Levanta la vista hacia el cielo que se va oscureciendo lentamente, ya puede visualizar el punto brillante en el horizonte, vamos bien piensa, mirando el lucero, sólo tenemos que mantener el ritmo y llegaremos al lugar acordado.
Unos mugidos llaman su atención, sigue tensa la cosa piensa, las enormes y tontas bestias intuyen o imaginan algún carroñero o quizás cuatreros, estas movidas siempre conllevan algún que otro riesgo, acerca la mano a la cintura para tantear el arma y eso le devuelve la seguridad. Ahora no sirve de nada preocuparse, solo hay que tomarse unos mates y estar atento ante cualquier señal de alarma.

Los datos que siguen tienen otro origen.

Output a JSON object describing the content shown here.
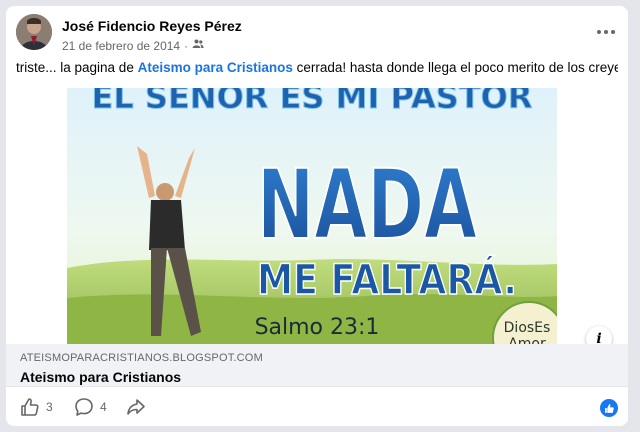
{
  "post": {
    "author": "José Fidencio Reyes Pérez",
    "date": "21 de febrero de 2014",
    "separator": "·",
    "text_before": "triste... la pagina de ",
    "text_link": "Ateismo para Cristianos",
    "text_after": " cerrada! hasta donde llega el poco merito de los creyentes...."
  },
  "image": {
    "line1": "EL SEÑOR ES MI PASTOR",
    "line2": "NADA",
    "line3": "ME FALTARÁ.",
    "line4": "Salmo 23:1",
    "badge_line1": "DiosEs",
    "badge_line2": "Amor"
  },
  "link_card": {
    "domain": "ATEISMOPARACRISTIANOS.BLOGSPOT.COM",
    "title": "Ateismo para Cristianos",
    "info_icon_label": "i"
  },
  "actions": {
    "like_count": "3",
    "comment_count": "4"
  },
  "colors": {
    "accent": "#1b74e4",
    "like_blue": "#1877f2",
    "image_blue": "#1f62b0"
  },
  "icons": [
    "more-icon",
    "audience-friends-icon",
    "like-icon",
    "comment-icon",
    "share-icon",
    "info-icon",
    "like-reaction-icon"
  ]
}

Rodeado de tanta carne no puede evitar pensar en la especialidad criolla por excelencia, el asado con cuero le dicen, consiste en un trozo generoso, un costillar o el animal entero de preferencia, cocinado a las brasas o a punta de llama dentro de su propia piel de manera que la cocción se realice muy lentamente, entre 8 a 10 horas hasta que la carne tome una consistencia casi mantecosa que se deshace en la boca. Sin dudas estos animales se ven muy diferentes a los de casa, pero los que pueden pagarse un filete dicen que son deliciosos y no tienen nada que envidiarles a los originales. Igual no hay de otra, con los cambios que ha sufrido la tierra en las últimas décadas todos hemos tenido que adaptarnos como pudimos de maneras raras a veces.
Cae la noche lentamente y sin novedad, el lucero cambia de brillo y comienza a volverse mayor, comienzan a percibirse las luces de multicolores mientras realiza las maniobras para el aterrizaje. En pocos minutos llegará la barca para su sector. Por el oriente comienza a clarear con el característico brillo violeta. Es la hora ideal para la faena, ante la luz del gigante gaseoso podremos embarcar tranquilos en el valle.
Quien diría que cuando la tarea de arriero ya parecía totalmente anacrónica volvería a surgir de las cenizas más vigente que nunca en una nueva frontera, con ese pensamiento en mente presiona levemente el acelerador y la moto atmosférica se levanta sobre los caparazones enormes de las vacas de Titan, ganado fiero si los hay “pero en el fondo una vaca seguirá siempre siendo una vaca” reflexiona.
“Y un gaucho siempre un gaucho” comenta su segunda cabeza.